オリンピックと不思議な縁
自分にとってのオリンピック。2つの不思議なご縁の話をしたいと思います。
1つは、前回のシンボルマークをつくった亀倉雄策さんの話です。とても個人的な話ですが、自分の両親を引き合わせて仲人をしていただいたのは亀倉家なのです。それがなければ、自分はここでこうやって話をしていませんでした。
もう1つのご縁は、写真にあるティーカップの話です。ここには東京オリンピックのシンボルマークが描かれています。当時の選手村で使われていた本物のティーカップです。調理場の研修生だった方が会期の後、大事に持ち帰りました。その方は、その後ホテルオークラの支配人になりました。僕が今、仕事で関わっている鳴海製陶に、昨年寄贈された大切なものとなっています。最近、このような不思議なご縁が見えてきました。
オリンピックは素晴らしい祭典です。いろいろな記憶や思い出が残ります。同時に忘れてはいけないのが、モノも残るということです。
新しいステージへ向け創造的計画を
これから2020年に向けて、何ができるかという話をします。オリンピックはたった2週間の祭典です。そのためだけに何かをデザインするのではなく、その後の社会に向けてデザインをするべきだと思います。

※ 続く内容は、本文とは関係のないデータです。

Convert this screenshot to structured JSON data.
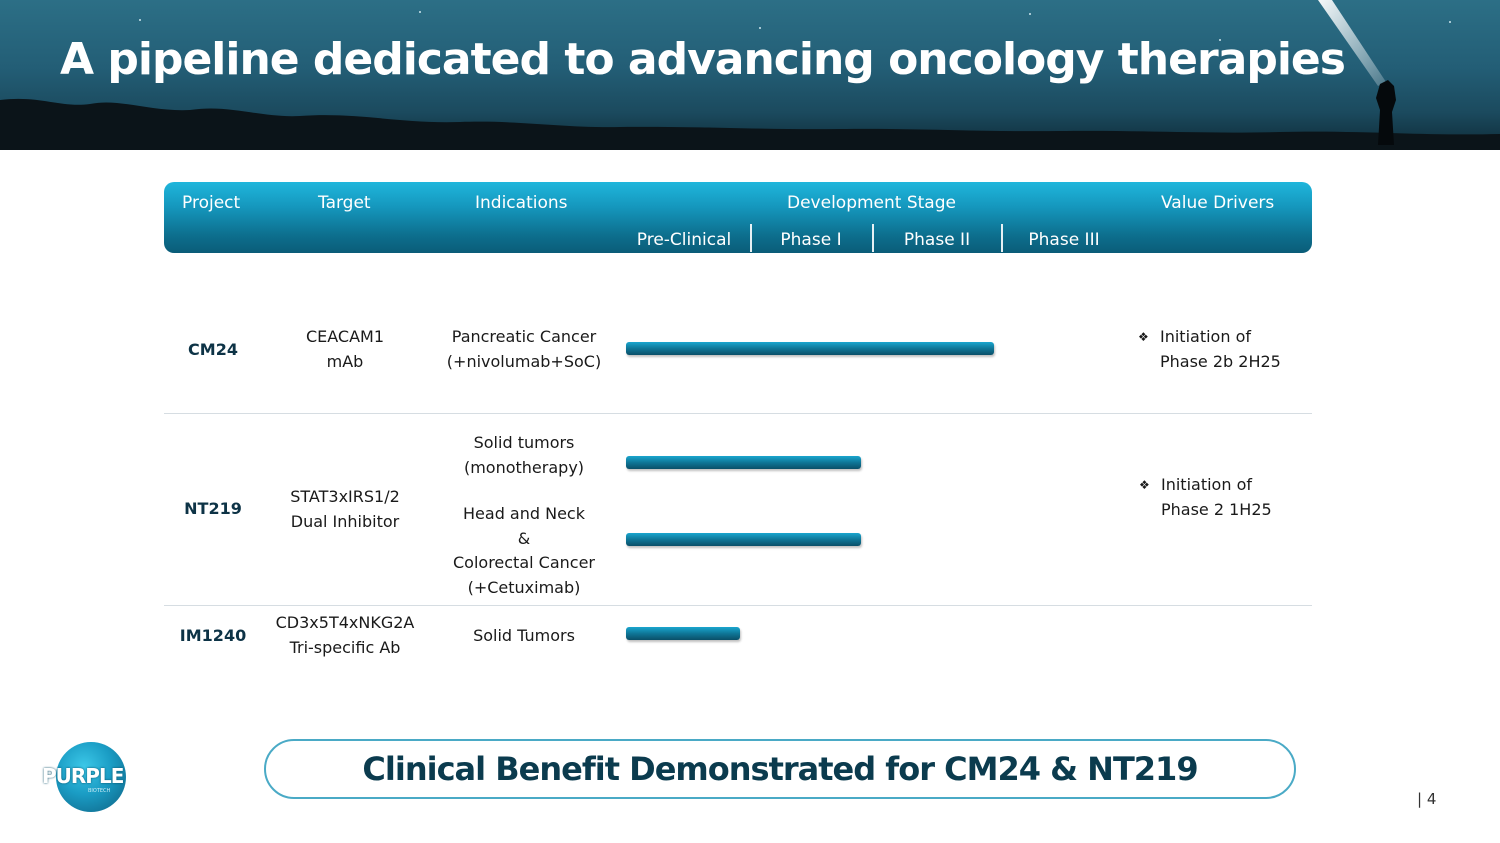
{
  "banner": {
    "title": "A pipeline dedicated to advancing oncology therapies"
  },
  "table": {
    "headers": {
      "project": "Project",
      "target": "Target",
      "indications": "Indications",
      "development_stage": "Development Stage",
      "value_drivers": "Value Drivers"
    },
    "stages": [
      "Pre-Clinical",
      "Phase I",
      "Phase II",
      "Phase III"
    ],
    "rows": [
      {
        "project": "CM24",
        "target": [
          "CEACAM1",
          "mAb"
        ],
        "indications": [
          [
            "Pancreatic Cancer",
            "(+nivolumab+SoC)"
          ]
        ],
        "progress": [
          2.9
        ],
        "value_driver": [
          "Initiation of",
          "Phase 2b 2H25"
        ]
      },
      {
        "project": "NT219",
        "target": [
          "STAT3xIRS1/2",
          "Dual Inhibitor"
        ],
        "indications": [
          [
            "Solid tumors",
            "(monotherapy)"
          ],
          [
            "Head and Neck",
            "&",
            "Colorectal Cancer",
            "(+Cetuximab)"
          ]
        ],
        "progress": [
          1.85,
          1.85
        ],
        "value_driver": [
          "Initiation of",
          "Phase 2 1H25"
        ]
      },
      {
        "project": "IM1240",
        "target": [
          "CD3x5T4xNKG2A",
          "Tri-specific Ab"
        ],
        "indications": [
          [
            "Solid Tumors"
          ]
        ],
        "progress": [
          0.9
        ],
        "value_driver": []
      }
    ],
    "progress_unit": "stages completed (Pre-Clinical=1, Phase I=2, Phase II=3, Phase III=4)"
  },
  "footer": {
    "callout": "Clinical Benefit Demonstrated for CM24 & NT219",
    "logo_text": "PURPLE",
    "logo_subtext": "BIOTECH",
    "page_number": "| 4"
  },
  "colors": {
    "header_gradient_top": "#1fb6dc",
    "header_gradient_bottom": "#0a5c78",
    "bar": "#0f7697",
    "callout_text": "#0b3b4e",
    "callout_border": "#4aaac6"
  },
  "icons": {
    "bullet": "diamond-bullet-icon"
  }
}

日本はこれからメガトレンド的に見ても、いろんな問題を抱えています。それをいかにクリアするか。次の世代に向けて発信できるか。そのときが、日本の新しいステージです。その入口が、まさに2020年であるというだけです。
新しいデザインをつくるということは、包括的で長期的な視野に立ち、創造的計画をしっかり努めることだと思います。
今まであったご縁とご恩を、まさに使命として感じているところです。皆さんも、ぜひ前に向かったデザインを応援してください。